Abstract
The growing influence of digitalization and the widespread availability
of data from electrical systems have unlocked significant potential for
data-driven analysis. This has led to substantial opportunities for
enhancing power system performance, reliability, and overall operational
efficiency.
One concrete illustration of these data-driven analyses involves
assessing and predicting harmonic distortion using statistical learning
models, notably linear regression.
The implementation of linear regression models may present various
challenges, especially when dealing with time series data, which is the
case of harmonic measurements too. One of the main issues is the
presence of autocorrelation within error terms. In this situation, the
conventional linear regression approach (ordinary least square) tends to
lose its reliability due to the introduction of biased standard errors
impacting the accuracy of the analysis.
Experts in statistics have developed various methods to handle such
situations, where the error terms show autocorrelation. Interestingly,
these methods have been somehow ignored or perhaps sparsely discussed by
power system engineers.
The primary objective of this paper is to contribute to narrowing this
gap. It does so by presenting the application of the Cochrane-Orcutt
method in the harmonic data analysis context.

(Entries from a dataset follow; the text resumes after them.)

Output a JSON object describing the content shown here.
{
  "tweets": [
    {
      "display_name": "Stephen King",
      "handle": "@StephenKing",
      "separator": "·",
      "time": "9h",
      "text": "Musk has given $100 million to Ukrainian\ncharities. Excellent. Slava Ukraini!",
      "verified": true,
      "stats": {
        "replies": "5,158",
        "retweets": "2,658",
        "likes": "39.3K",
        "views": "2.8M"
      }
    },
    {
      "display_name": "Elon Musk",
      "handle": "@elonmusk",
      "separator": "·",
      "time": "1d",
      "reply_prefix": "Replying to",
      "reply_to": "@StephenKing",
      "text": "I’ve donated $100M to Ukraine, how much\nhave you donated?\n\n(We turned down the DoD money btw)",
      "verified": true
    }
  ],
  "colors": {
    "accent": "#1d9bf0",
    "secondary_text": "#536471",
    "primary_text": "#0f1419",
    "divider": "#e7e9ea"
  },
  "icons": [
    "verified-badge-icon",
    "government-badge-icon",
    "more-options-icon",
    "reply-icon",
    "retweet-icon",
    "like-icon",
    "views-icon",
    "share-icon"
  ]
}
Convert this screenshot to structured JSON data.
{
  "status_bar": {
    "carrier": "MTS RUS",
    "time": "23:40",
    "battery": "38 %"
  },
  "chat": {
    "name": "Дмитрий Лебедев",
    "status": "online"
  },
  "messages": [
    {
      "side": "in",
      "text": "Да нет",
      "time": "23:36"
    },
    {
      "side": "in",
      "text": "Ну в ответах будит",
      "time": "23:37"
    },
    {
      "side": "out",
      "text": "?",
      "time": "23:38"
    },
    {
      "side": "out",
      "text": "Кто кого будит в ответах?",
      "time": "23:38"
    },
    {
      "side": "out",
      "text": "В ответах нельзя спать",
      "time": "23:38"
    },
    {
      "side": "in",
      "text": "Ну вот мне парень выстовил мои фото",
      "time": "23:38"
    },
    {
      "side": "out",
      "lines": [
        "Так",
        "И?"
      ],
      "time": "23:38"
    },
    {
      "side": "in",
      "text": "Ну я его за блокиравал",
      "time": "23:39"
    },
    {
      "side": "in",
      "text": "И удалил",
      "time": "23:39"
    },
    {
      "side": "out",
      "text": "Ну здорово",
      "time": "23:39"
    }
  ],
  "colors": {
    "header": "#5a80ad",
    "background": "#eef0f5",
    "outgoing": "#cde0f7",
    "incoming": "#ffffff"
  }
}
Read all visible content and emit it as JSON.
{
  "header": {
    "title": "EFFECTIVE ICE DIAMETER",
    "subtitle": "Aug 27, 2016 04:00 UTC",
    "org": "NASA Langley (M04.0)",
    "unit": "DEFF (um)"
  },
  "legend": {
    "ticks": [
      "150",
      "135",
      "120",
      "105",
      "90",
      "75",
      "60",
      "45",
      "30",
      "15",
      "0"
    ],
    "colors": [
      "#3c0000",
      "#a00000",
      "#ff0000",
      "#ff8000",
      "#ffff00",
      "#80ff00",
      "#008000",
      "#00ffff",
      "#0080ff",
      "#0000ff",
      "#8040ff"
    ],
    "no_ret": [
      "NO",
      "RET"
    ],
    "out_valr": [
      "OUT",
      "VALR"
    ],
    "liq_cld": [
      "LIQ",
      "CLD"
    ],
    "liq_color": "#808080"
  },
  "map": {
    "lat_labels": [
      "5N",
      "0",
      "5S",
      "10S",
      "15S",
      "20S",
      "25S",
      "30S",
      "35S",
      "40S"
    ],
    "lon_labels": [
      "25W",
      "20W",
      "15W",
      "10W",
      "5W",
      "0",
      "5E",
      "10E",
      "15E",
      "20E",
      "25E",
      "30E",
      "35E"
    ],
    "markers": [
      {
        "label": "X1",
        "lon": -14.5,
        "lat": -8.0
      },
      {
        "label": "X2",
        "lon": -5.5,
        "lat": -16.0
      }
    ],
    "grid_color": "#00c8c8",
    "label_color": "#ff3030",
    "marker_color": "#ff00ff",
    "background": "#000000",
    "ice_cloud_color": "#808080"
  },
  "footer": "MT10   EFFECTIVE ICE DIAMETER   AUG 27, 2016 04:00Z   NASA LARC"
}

The Cochrane-Orcutt method
represents a well-known econometric technique used to consider serial
correlations within the error terms of a linear model and can also be
applied in the harmonic analysis domain.
This paper is supported at first by an illustrative example based on
simulated data, designed to provide a clear insight into the subject
matter. Additionally, a case study with real-world measurement data is
also presented, to further enhance the understanding.